政府税制調査会(会長・藤井裕久財務相)は6日、会合を開き、平成22年度の税制改正要望について、各省庁からの意見聴取を行った。焦点のたばこ増税では、1箱600円となる大幅増税に踏み切ったあと、さらに段階的に課税強化する案が浮上した。ただ、増税幅をめぐっては出席した副大臣らの間で温度差が際立った。鳩山由紀夫首相は税調にたばこ税見直しを指示しているが、改正案とりまとめの年末に向け、調整作業は難航しそうだ。
会合で、長浜博行厚労副大臣は、喫煙と病気との因果関係などを説明しながら、「健康の観点から思い切った税制措置を希望したい」と大幅な増税を要求。引き上げ価格について、日本で1箱300円程度の主力製品の価格を、経済協力開発機構(OECD)加盟国平均の約600円に設定。

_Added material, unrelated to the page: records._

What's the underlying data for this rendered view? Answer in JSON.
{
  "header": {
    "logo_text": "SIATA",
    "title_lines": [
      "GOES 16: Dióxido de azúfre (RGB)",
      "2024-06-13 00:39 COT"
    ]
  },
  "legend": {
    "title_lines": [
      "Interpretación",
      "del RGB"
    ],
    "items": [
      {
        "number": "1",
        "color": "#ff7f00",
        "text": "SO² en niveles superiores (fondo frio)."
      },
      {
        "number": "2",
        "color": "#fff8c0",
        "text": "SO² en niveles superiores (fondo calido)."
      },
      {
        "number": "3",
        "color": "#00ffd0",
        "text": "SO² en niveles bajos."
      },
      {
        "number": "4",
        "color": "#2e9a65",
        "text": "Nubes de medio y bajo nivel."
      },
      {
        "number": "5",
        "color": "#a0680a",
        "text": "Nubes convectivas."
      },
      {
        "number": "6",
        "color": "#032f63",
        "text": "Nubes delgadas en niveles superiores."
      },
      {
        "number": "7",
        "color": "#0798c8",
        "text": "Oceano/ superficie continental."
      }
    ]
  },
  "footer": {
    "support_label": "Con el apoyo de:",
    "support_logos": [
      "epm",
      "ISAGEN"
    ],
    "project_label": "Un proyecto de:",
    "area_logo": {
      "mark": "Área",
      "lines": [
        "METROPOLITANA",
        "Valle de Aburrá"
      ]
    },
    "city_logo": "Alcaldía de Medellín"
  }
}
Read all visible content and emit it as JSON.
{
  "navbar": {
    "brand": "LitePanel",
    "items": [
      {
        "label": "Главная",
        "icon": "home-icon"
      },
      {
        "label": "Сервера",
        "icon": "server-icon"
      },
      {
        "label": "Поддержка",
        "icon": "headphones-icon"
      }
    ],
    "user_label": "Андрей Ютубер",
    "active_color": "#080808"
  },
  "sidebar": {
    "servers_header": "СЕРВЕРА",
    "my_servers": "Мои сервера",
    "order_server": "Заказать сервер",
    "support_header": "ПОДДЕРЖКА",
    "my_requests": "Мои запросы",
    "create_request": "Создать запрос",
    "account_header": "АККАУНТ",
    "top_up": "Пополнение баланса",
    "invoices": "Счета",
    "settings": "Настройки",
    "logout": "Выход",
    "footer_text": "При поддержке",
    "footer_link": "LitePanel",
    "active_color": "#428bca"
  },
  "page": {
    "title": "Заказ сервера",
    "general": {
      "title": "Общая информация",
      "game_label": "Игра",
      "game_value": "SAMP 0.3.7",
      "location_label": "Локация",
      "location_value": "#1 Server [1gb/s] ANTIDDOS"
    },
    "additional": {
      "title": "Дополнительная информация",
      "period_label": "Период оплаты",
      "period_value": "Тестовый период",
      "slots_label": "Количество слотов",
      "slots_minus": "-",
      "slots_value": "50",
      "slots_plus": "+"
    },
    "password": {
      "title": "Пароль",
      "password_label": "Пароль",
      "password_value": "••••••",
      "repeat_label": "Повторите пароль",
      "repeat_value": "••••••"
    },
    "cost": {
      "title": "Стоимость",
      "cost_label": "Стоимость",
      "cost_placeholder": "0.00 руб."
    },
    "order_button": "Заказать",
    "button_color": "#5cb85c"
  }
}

「さらに700円、800円と上げていく方法もある」などと語った。
一方、会合後の会見で、税調の査定役の渡辺周総務副大臣が、大幅増税案に対して、「突然、来年から2倍になるというのは、違和感を覚える」と反論。葉タバコ農家などへの影響を配慮した上で、「関係者にきちんと説明する必要もある。ステップ・バイ・ステップで行っていくことが大切」と手続きの重要性をした。
古本伸一郎財務政務官は、国民の健康増進目的で大幅増税を行う場合、財源確保や産業育成などを目的とするたばこ事業法の趣旨に反することを指摘した。